As for his books, I’ve read only one collection of his short stories. Pretty good, but I am a devoted reader of his non-fiction books. His guides to the Bible and Shakespeare are frequently consulted around here.
I’ll probably be in the minority here, but I’ve always love The Black Widower Club series of mysteries. They’re enjoyable short stories where enough clues are given to allow the reader to solve the mystery before it’s revealed. I grew up on Encyclopedia Brown, so this is just a more “adult” version of the genre.
What was the book on the robot/human cop team? I think it might have been I, Robot, or Caves of Steel. The Robots name was Uje? or Lej? or something like that I think. I had to read it as a child as punishment. My parents didn’t spank as much as they made me read books, and I hated that even more. Espeacially when I got to A Conneticuit Yankee in King Aurthurs Court. Ha, I appreciate it now though.
God, how am I suppose to pick one?! I typed in “Asimov” at amazon.com, and it found 1023 results!
For novels, gotta go with Caves and Naked sun. They’re just such well-written mystery/SF (a really hard combination to do fairly). The first three Foundation novels come a close second.
For short stories, I’m putting myself in Mr. Frink’s minority with the Black Widower’s series. And for pretty much the same reason, loved Encyclopedia Brown :). And I always enjoyed the ones with the friend who had an extra-dimensional demon to try to fix people’s problems.
And I’m not even going to try on non-fiction. I mean, this is a guy with at least one book in every major category of the Dewey Decimal system. Science, math, the bible, Shakespear; if you want a basic intro to just about any subject, you can probably find an Asimov book to start you off
And how many people have tried reading the “Asimov’s *” books? You know, like Caliban/Inferno/Utopia and the Foundation prequels with Hari Seldon? I tried, I really did, but they just never seemed to have the good old Isaac spark.
Thanks…I’m pretty sure it was Caves of Steel then. Those names bring back alot of memories about that book. I’m going to have to get it and read it again.

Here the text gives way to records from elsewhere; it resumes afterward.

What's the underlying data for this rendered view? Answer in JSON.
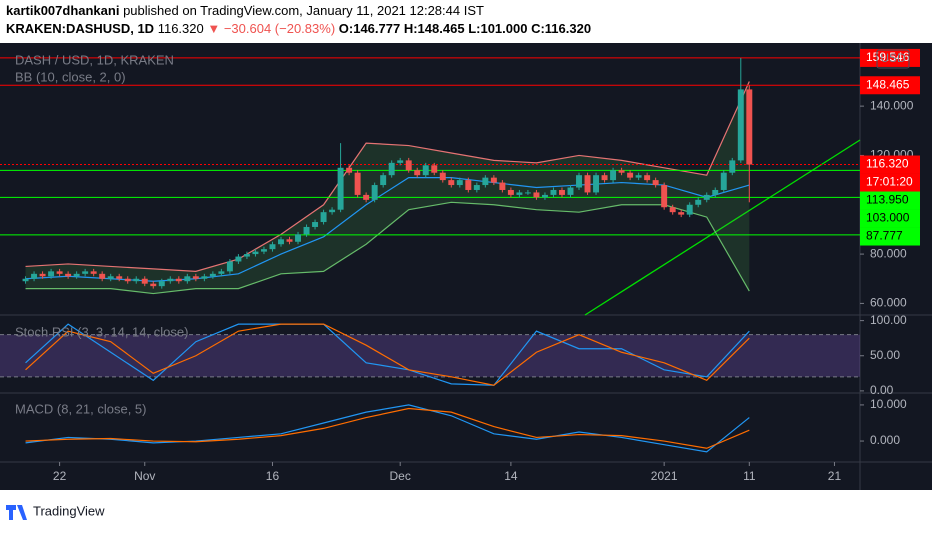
{
  "header": {
    "author": "kartik007dhankani",
    "published": "published on TradingView.com, January 11, 2021 12:28:44 IST",
    "symbol": "KRAKEN:DASHUSD, 1D",
    "last": "116.320",
    "change": "▼ −30.604 (−20.83%)",
    "open": "O:146.777",
    "high": "H:148.465",
    "low": "L:101.000",
    "close": "C:116.320"
  },
  "chart_data": {
    "type": "candlestick",
    "title": "DASH / USD, 1D, KRAKEN",
    "currency": "USD",
    "up_color": "#26a69a",
    "down_color": "#ef5350",
    "open": [
      69,
      70,
      72,
      71,
      73,
      72,
      71,
      72,
      73,
      72,
      70,
      71,
      70,
      69,
      70,
      68,
      67,
      69,
      70,
      69,
      71,
      70,
      71,
      72,
      73,
      77,
      79,
      80,
      81,
      82,
      84,
      86,
      85,
      88,
      91,
      93,
      97,
      98,
      115,
      113,
      104,
      102,
      108,
      112,
      117,
      118,
      114,
      112,
      116,
      113,
      110,
      108,
      110,
      106,
      108,
      111,
      109,
      106,
      104,
      105,
      105,
      103,
      104,
      106,
      104,
      107,
      112,
      105,
      112,
      110,
      114,
      113,
      111,
      112,
      110,
      108,
      99,
      97,
      96,
      100,
      102,
      104,
      106,
      113,
      118,
      146.777
    ],
    "high": [
      71,
      73,
      73,
      74,
      74,
      73,
      73,
      74,
      74,
      73,
      72,
      72,
      71,
      71,
      71,
      69,
      70,
      71,
      71,
      72,
      72,
      72,
      73,
      74,
      78,
      80,
      81,
      82,
      83,
      85,
      87,
      87,
      89,
      92,
      94,
      98,
      99,
      125,
      116,
      114,
      105,
      109,
      113,
      118,
      119,
      119,
      115,
      117,
      117,
      114,
      111,
      111,
      111,
      109,
      112,
      112,
      110,
      107,
      106,
      106,
      106,
      105,
      107,
      107,
      108,
      113,
      113,
      113,
      113,
      115,
      115,
      114,
      113,
      113,
      111,
      109,
      100,
      98,
      101,
      103,
      105,
      107,
      114,
      119,
      159.546,
      148.465
    ],
    "low": [
      68,
      69,
      70,
      70,
      71,
      70,
      70,
      71,
      71,
      69,
      69,
      69,
      68,
      68,
      67,
      66,
      66,
      68,
      68,
      68,
      69,
      69,
      70,
      71,
      72,
      76,
      78,
      79,
      80,
      81,
      83,
      84,
      84,
      87,
      90,
      92,
      96,
      97,
      112,
      103,
      101,
      101,
      107,
      111,
      116,
      113,
      111,
      111,
      112,
      109,
      107,
      107,
      105,
      105,
      107,
      108,
      105,
      103,
      103,
      104,
      102,
      102,
      103,
      103,
      103,
      106,
      104,
      104,
      109,
      109,
      112,
      110,
      110,
      109,
      107,
      98,
      96,
      95,
      95,
      99,
      101,
      103,
      105,
      112,
      117,
      101
    ],
    "close": [
      70,
      72,
      71,
      73,
      72,
      71,
      72,
      73,
      72,
      70,
      71,
      70,
      69,
      70,
      68,
      67,
      69,
      70,
      69,
      71,
      70,
      71,
      72,
      73,
      77,
      79,
      80,
      81,
      82,
      84,
      86,
      85,
      88,
      91,
      93,
      97,
      98,
      115,
      113,
      104,
      102,
      108,
      112,
      117,
      118,
      114,
      112,
      116,
      113,
      110,
      108,
      110,
      106,
      108,
      111,
      109,
      106,
      104,
      105,
      105,
      103,
      104,
      106,
      104,
      107,
      112,
      105,
      112,
      110,
      114,
      113,
      111,
      112,
      110,
      108,
      99,
      97,
      96,
      100,
      102,
      104,
      106,
      113,
      118,
      146.777,
      116.32
    ],
    "xlim": [
      -3,
      98
    ],
    "xticks": [
      {
        "value": 4,
        "label": "22"
      },
      {
        "value": 14,
        "label": "Nov"
      },
      {
        "value": 29,
        "label": "16"
      },
      {
        "value": 44,
        "label": "Dec"
      },
      {
        "value": 57,
        "label": "14"
      },
      {
        "value": 75,
        "label": "2021"
      },
      {
        "value": 85,
        "label": "11"
      },
      {
        "value": 95,
        "label": "21"
      }
    ],
    "ylim": [
      55.3,
      165.6
    ],
    "yticks": [
      {
        "value": 140,
        "label": "140.000"
      },
      {
        "value": 120,
        "label": "120.000"
      },
      {
        "value": 100,
        "label": "100.000"
      },
      {
        "value": 80,
        "label": "80.000"
      },
      {
        "value": 60,
        "label": "60.000"
      }
    ],
    "bb": {
      "name": "BB (10, close, 2, 0)",
      "x": [
        0,
        5,
        10,
        15,
        20,
        25,
        30,
        35,
        40,
        45,
        50,
        55,
        60,
        65,
        70,
        75,
        80,
        85
      ],
      "upper": [
        75,
        76,
        75,
        74,
        73,
        78,
        88,
        100,
        125,
        124,
        121,
        118,
        117,
        120,
        118,
        115,
        112,
        150
      ],
      "basis": [
        70,
        71,
        70,
        69,
        70,
        72,
        80,
        87,
        100,
        111,
        111,
        109,
        107,
        108,
        109,
        108,
        103,
        108
      ],
      "lower": [
        66,
        66,
        66,
        64,
        66,
        66,
        72,
        73,
        84,
        98,
        101,
        100,
        98,
        97,
        100,
        100,
        95,
        65
      ]
    },
    "levels": [
      {
        "value": 159.546,
        "label": "159.546",
        "color": "#ff0000"
      },
      {
        "value": 148.465,
        "label": "148.465",
        "color": "#ff0000"
      },
      {
        "value": 116.32,
        "label": "116.320",
        "color": "#ff0000",
        "countdown": "17:01:20"
      },
      {
        "value": 113.95,
        "label": "113.950",
        "color": "#00ff00"
      },
      {
        "value": 103,
        "label": "103.000",
        "color": "#00ff00"
      },
      {
        "value": 87.777,
        "label": "87.777",
        "color": "#00ff00"
      }
    ],
    "stoch": {
      "name": "Stoch RSI (3, 3, 14, 14, close)",
      "x": [
        0,
        5,
        10,
        15,
        20,
        25,
        30,
        35,
        40,
        45,
        50,
        55,
        60,
        65,
        70,
        75,
        80,
        85
      ],
      "k": [
        40,
        95,
        55,
        15,
        70,
        95,
        95,
        95,
        40,
        30,
        10,
        8,
        85,
        60,
        60,
        30,
        20,
        85
      ],
      "d": [
        30,
        85,
        70,
        25,
        50,
        85,
        95,
        95,
        65,
        30,
        20,
        8,
        55,
        80,
        55,
        40,
        15,
        75
      ],
      "ylim": [
        -3,
        108
      ],
      "yticks": [
        {
          "value": 100,
          "label": "100.00"
        },
        {
          "value": 50,
          "label": "50.00"
        },
        {
          "value": 0,
          "label": "0.00"
        }
      ],
      "band": [
        20,
        80
      ]
    },
    "macd": {
      "name": "MACD (8, 21, close, 5)",
      "x": [
        0,
        5,
        10,
        15,
        20,
        25,
        30,
        35,
        40,
        45,
        50,
        55,
        60,
        65,
        70,
        75,
        80,
        85
      ],
      "macd": [
        -0.5,
        1,
        0.5,
        -0.5,
        0,
        1,
        2,
        5,
        8,
        10,
        7,
        2,
        0.5,
        2.5,
        1,
        -1,
        -3,
        6.5
      ],
      "signal": [
        0,
        0.5,
        0.7,
        0,
        -0.2,
        0.5,
        1.5,
        3.5,
        6.5,
        9,
        8,
        4,
        1,
        1.8,
        1.5,
        0,
        -2,
        3
      ],
      "ylim": [
        -5.8,
        13.3
      ],
      "yticks": [
        {
          "value": 10,
          "label": "10.000"
        },
        {
          "value": 0,
          "label": "0.000"
        }
      ]
    }
  },
  "footer": {
    "brand": "TradingView"
  }
}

“Breeds There a Man …?” is the story about the suicidal physicist genius who is conscripted by the govt. to help them develop a force field to withstand nuclear attacks. His personal delusion (?) is that humanity is being studied by extraterrestrial intelligences that will surely kill them/him off if they attempt to progress too far (much like bacteria in a lab are killed before they propagate out of control). A classic.
I, too, had forgotten which story that title went with, until a quick search turned up a site that has the entire text of the story … along with the entire text of the whole Foundation Trilogy, I Robot, and many others! Yipe! I shan’t post it for fear of supporting piracy.
Thanks, toadspittle. “Suicidal pysicist genius” was all I needed to remember that one. I was thinking for some reason that it was a robot story; I think I was conflating it with “…That Thou Should Pay Homage to Him”.
I enjoy the Black Widower stories, too, but I don’t think too highly of them as mysteries. Most of them require too much specialized knowledge to solve, and many of the rest are trivial.